The DAC is the supreme defense procurement body in India and only those proposals which meet the DAC’s approval are processed for procurement. The focus on procurement from domestic sources has been a theme of the government which Prime Minister Narendra Modi echoed last month while launching the aircraft carrier INS Vikramaditya.
The DAC for the first time mandated that the Request for Proposals (RFPs) for the Avro replacement program would be issued to Indian private players, who can jointly build the aircraft along with foreign vendors.
Acceptance of necessity for the program to replace the fleet of 56 Avro platforms was accorded by the Defense Acquisition Council in July 2012. As per the program, 16 aircraft would be manufactured by the foreign vendors while 40 would be built within the country.

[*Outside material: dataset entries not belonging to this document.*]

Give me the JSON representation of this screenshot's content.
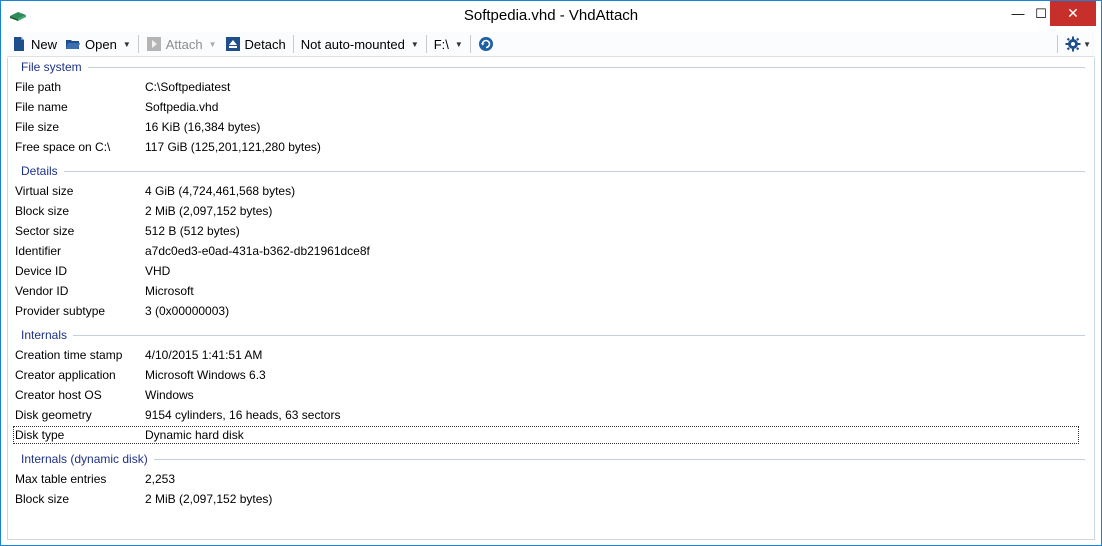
{
  "window": {
    "title": "Softpedia.vhd - VhdAttach"
  },
  "titlebar": {
    "minimize_glyph": "—",
    "maximize_glyph": "☐",
    "close_glyph": "✕"
  },
  "toolbar": {
    "new_label": "New",
    "open_label": "Open",
    "attach_label": "Attach",
    "detach_label": "Detach",
    "automount_label": "Not auto-mounted",
    "drive_label": "F:\\",
    "dropdown_glyph": "▼",
    "settings_icon": "gear-icon",
    "refresh_icon": "refresh-icon"
  },
  "groups": {
    "file_system": {
      "title": "File system",
      "rows": [
        {
          "label": "File path",
          "value": "C:\\Softpediatest"
        },
        {
          "label": "File name",
          "value": "Softpedia.vhd"
        },
        {
          "label": "File size",
          "value": "16 KiB (16,384 bytes)"
        },
        {
          "label": "Free space on C:\\",
          "value": "117 GiB (125,201,121,280 bytes)"
        }
      ]
    },
    "details": {
      "title": "Details",
      "rows": [
        {
          "label": "Virtual size",
          "value": "4 GiB (4,724,461,568 bytes)"
        },
        {
          "label": "Block size",
          "value": "2 MiB (2,097,152 bytes)"
        },
        {
          "label": "Sector size",
          "value": "512 B (512 bytes)"
        },
        {
          "label": "Identifier",
          "value": "a7dc0ed3-e0ad-431a-b362-db21961dce8f"
        },
        {
          "label": "Device ID",
          "value": "VHD"
        },
        {
          "label": "Vendor ID",
          "value": "Microsoft"
        },
        {
          "label": "Provider subtype",
          "value": "3 (0x00000003)"
        }
      ]
    },
    "internals": {
      "title": "Internals",
      "rows": [
        {
          "label": "Creation time stamp",
          "value": "4/10/2015 1:41:51 AM"
        },
        {
          "label": "Creator application",
          "value": "Microsoft Windows 6.3"
        },
        {
          "label": "Creator host OS",
          "value": "Windows"
        },
        {
          "label": "Disk geometry",
          "value": "9154 cylinders, 16 heads, 63 sectors"
        },
        {
          "label": "Disk type",
          "value": "Dynamic hard disk"
        }
      ]
    },
    "internals_dynamic": {
      "title": "Internals (dynamic disk)",
      "rows": [
        {
          "label": "Max table entries",
          "value": "2,253"
        },
        {
          "label": "Block size",
          "value": "2 MiB (2,097,152 bytes)"
        }
      ]
    }
  },
  "colors": {
    "group_header": "#1e3287",
    "close_button": "#c7302a",
    "window_border": "#1883d7",
    "accent_icon": "#1f5fa8"
  }
}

The tender for fleet support ships too would be issued to private sector and public sector shipyards within the country. Another proposal, to produce Offshore Patrol Vessels and Fast Patrol Vessels for the Coast Guard, pegged at US $392 million was also given a green signal.
Missing from the DAC’s decision was the foreign industry expectation of the clearance of projects involving international vendors. Some of these projects include the procurement of Boeing Apache and Chinook helicopters, additional Russian helicopters and an end of negotiations over the medium multi role fighter aircraft with Dassault of France.
Indian industry body has welcomed the government’s decision According to Didar Singh, Secretary General, FICCI “This opportunity to Indian private sector would create a second line of aircraft production and will strength the indigenous capability of Indian industry in aircraft manufacturing. This will encourage the growth of an Indian aerospace industry in the private sector.”
Singh added “The doing away with nomination process will lead to competition and benefit the user and make both private & public sector more efficient leading to innovation and product specialization.”
Proposals cleared would involve Indian public and private sector firms and is aimed at increased indigenization of military hardware, PTI reported.
An Indian firm will have to find an international partner to supply the first 16 of these planes, while the other 40 will be built in India. It may take eight years more for the first of the new 100 per cent made-in-India defense aircraft to fly in our skies, but this breakthrough will lead to enormous capacity-building in the private sector.
Indian companies which have tied up with global defense companies include Larsen & Toubro, Tata group, Pipavav Defense and Offshore Engineering and Reliance Industries.